Hace ya muchos años (afortunadamente, hace muchos, muchos) que la atención a personas con discapacidad no se limita a la asistencia médica para tratar de revertir las consecuencias directas de procesos de disminución o merma de alguna capacidad. La asunción de la propia carencia no es tarea fácil, sobre todo, si la tuya es la menos habitual en tu entorno familiar o, simplemente, eres el único de la clase que la tiene.
Cientos y miles de emociones afloran en nosotros cada semana y sin embargo, quizás no les hemos dado la importancia que se merecen y puede que en esto haya un sesgo cultural que se va resquebrajando poco a poco. Yo, que pertenezco a la hornada los milenials, he sido víctima de una banda sonora que repetía el “no llores que no ha sido nada” como un mantra a mi alrededor, y no solo para mí.
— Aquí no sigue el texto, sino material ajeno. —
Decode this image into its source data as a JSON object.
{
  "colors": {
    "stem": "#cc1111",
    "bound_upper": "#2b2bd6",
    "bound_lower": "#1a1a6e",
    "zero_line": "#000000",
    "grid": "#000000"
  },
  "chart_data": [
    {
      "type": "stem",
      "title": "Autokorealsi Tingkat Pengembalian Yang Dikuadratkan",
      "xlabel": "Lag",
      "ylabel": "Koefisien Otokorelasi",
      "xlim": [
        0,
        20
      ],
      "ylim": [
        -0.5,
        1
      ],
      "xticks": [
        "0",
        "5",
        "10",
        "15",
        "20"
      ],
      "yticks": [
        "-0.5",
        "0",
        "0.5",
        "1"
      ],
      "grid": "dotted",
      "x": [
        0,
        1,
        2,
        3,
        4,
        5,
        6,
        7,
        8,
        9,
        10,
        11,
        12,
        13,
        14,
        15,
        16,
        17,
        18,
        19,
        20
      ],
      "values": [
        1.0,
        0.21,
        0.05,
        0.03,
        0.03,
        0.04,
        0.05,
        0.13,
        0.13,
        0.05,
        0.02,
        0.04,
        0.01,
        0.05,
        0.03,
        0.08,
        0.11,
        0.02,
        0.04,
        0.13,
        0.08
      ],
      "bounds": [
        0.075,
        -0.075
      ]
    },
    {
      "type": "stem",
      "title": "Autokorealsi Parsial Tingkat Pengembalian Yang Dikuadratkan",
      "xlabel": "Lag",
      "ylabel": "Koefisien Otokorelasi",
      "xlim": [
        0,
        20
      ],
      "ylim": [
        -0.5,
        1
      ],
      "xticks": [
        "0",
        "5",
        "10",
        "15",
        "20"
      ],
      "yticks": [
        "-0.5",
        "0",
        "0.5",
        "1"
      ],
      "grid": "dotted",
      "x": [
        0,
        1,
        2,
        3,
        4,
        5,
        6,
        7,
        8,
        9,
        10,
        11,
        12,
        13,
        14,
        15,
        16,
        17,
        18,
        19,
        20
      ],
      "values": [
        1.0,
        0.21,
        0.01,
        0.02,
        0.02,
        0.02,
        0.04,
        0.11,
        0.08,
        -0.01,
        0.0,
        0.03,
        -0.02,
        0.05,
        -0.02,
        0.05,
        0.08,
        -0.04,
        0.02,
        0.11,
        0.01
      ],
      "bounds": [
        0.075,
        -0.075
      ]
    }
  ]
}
Cuál fue mi sorpresa cuando hace poco un niño de poco más de seis años me espetó con una respuesta de esas que hacen reflexionar: “a ti no te ha pasado nada, pero a mí sí”. Este niño, agraciado con la libertad de no tener corsé que condicione lo que dice, me plantó en la cara la contestación que yo habría querido tener en mi lista de reproducción personal cuando, al no enterarme de alguna parte de una conversación en grupo y preguntar que qué habían dicho, recibía un vago “nada importante”, sufriendo ya el juicio ejercido por el mediador o mensajero y dejándome imposibilitado ante una sensación de frustración que, como nunca era nada importante, al final no compartir con nadie porque siempre hay que estar bien (qué digo bien, hay que estar de fábula) para no preocupar a los que nos rodean porque ya tienen bastante con lo que tienen y con las preocupaciones que les damos.
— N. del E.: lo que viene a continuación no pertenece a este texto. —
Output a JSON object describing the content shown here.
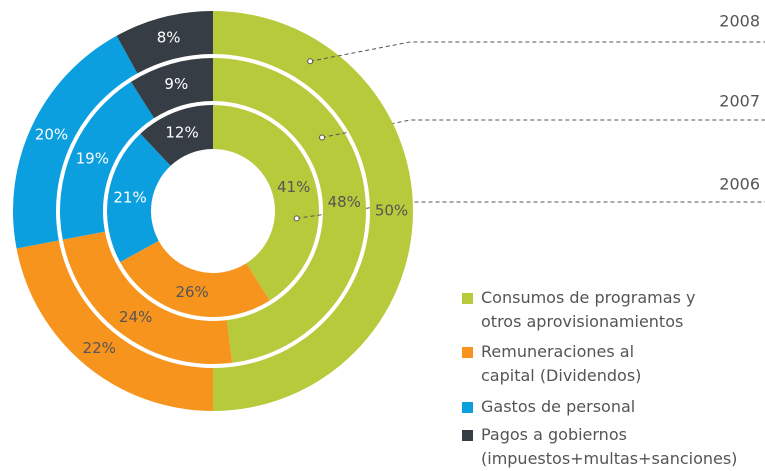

Con su zasca, el crío me estaba diciendo a gritos que le dejase expresarse con libertad, que no controlase sus estímulos naturales de llorar un poco y lamerse las heridas, porque él no tiene ningún interés en ser el más macho del lugar fingiendo una valentía y fortaleza sobrehumana, y a todas luces también ficticia, que muchas veces las personas con discapacidad, entre las cuales me incluyo, sentimos que debemos demostrar ante las adversidades, sea cual sea su origen.
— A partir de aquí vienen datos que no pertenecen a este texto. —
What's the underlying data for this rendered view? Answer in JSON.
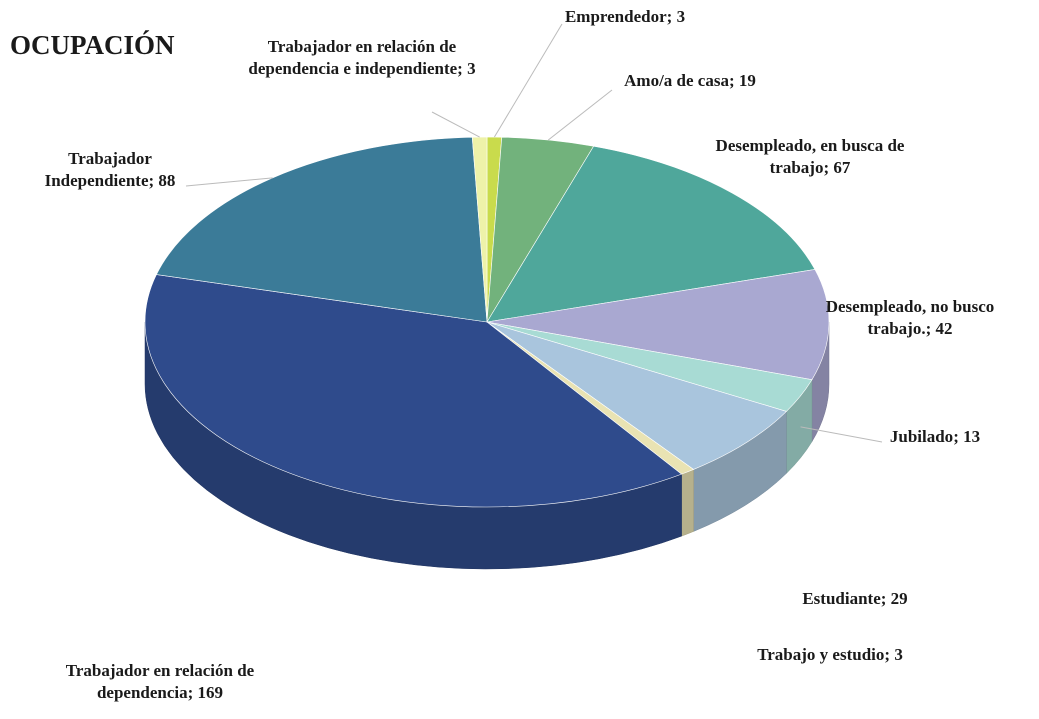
{
  "chart_data": {
    "type": "pie",
    "title": "OCUPACIÓN",
    "categories": [
      "Emprendedor",
      "Amo/a de casa",
      "Desempleado, en busca de trabajo",
      "Desempleado, no busco trabajo.",
      "Jubilado",
      "Estudiante",
      "Trabajo y estudio",
      "Trabajador en relación de dependencia",
      "Trabajador Independiente",
      "Trabajador en relación de dependencia e independiente"
    ],
    "values": [
      3,
      19,
      67,
      42,
      13,
      29,
      3,
      169,
      88,
      3
    ],
    "colors": [
      "#c9db4c",
      "#72b27c",
      "#4fa79b",
      "#a9a8d1",
      "#a8dbd4",
      "#a9c5dd",
      "#e9e3b3",
      "#2f4b8c",
      "#3b7b98",
      "#eef2a9"
    ]
  }
}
Me encantó el revés que me propinó el niño sin filtros. Pero creo que lo que me dejó totalmente maravillada de admiración fue la naturalidad con la que él reclamaba su propio espacio para su bienestar. Seguramente, esta fue mi interpretación, desde la perspectiva de un adulto con cierta experiencia en esta aventura que es el vivir, de un comentario aparentemente inocentón pero cargado de sentido. Llorar no es tan malo como nos decían cuando éramos pequeños, ni es una representación de la debilidad o de la falta de carácter. Tampoco el malestar que experimentamos ante una situación en la que nos sentimos excluidos (por ejemplo, espacios con mucho ruido o muy oscuros que nos impiden leer los labios con fluidez; conversaciones en grupos amplios o con personas alejadas físicamente unas de otras) o en la que no estamos cómodos (por ejemplo, una clase en donde no has podido sentarte en el lugar con mejor acústica y nadie de los presentes sabe que tienes dificultades para oír) o incluso algunos diálogos de besugo que protagonizamos sin proponérnoslo y con bastante frecuencia.
Emociones como la frustración, la incomprensión, la vergüenza, la inseguridad y la soledad pueden ser experimentadas de manera más o menos común por personas con discapacidad auditiva pero no son exclusivas de este gremio: tampoco se escapa de este yugo el resto de la humanidad. Como tampoco son exclusivas de los oyentes la alegría, la satisfacción la ternura o la gratitud.
Tal vez no les hemos prestado a las emociones (ni a las negativas, ni a las positivas) toda el tiempo y esfuerzo que se merecen, pero es esperanzador saber que las cosas cambian (presumiblemente con el afán de mejorar lo presente) y que la atención a personas con discapacidad hoy explora también otros frentes que se escapan de lo puramente médico, quirúrgico y ortopédico, donde solo se limitaban a unas audiometrías, unos audífonos y sesiones de logopedia.
Hoy en día, niños sordos y sin filtros como Rubén pueden propinar zascas con mucha solera y mucha razón a adultos desentrenados en el arte de gestionar las emociones. Porque detrás de los oídos defectuosos que portan las personas con problemas de audición hay eso: personas.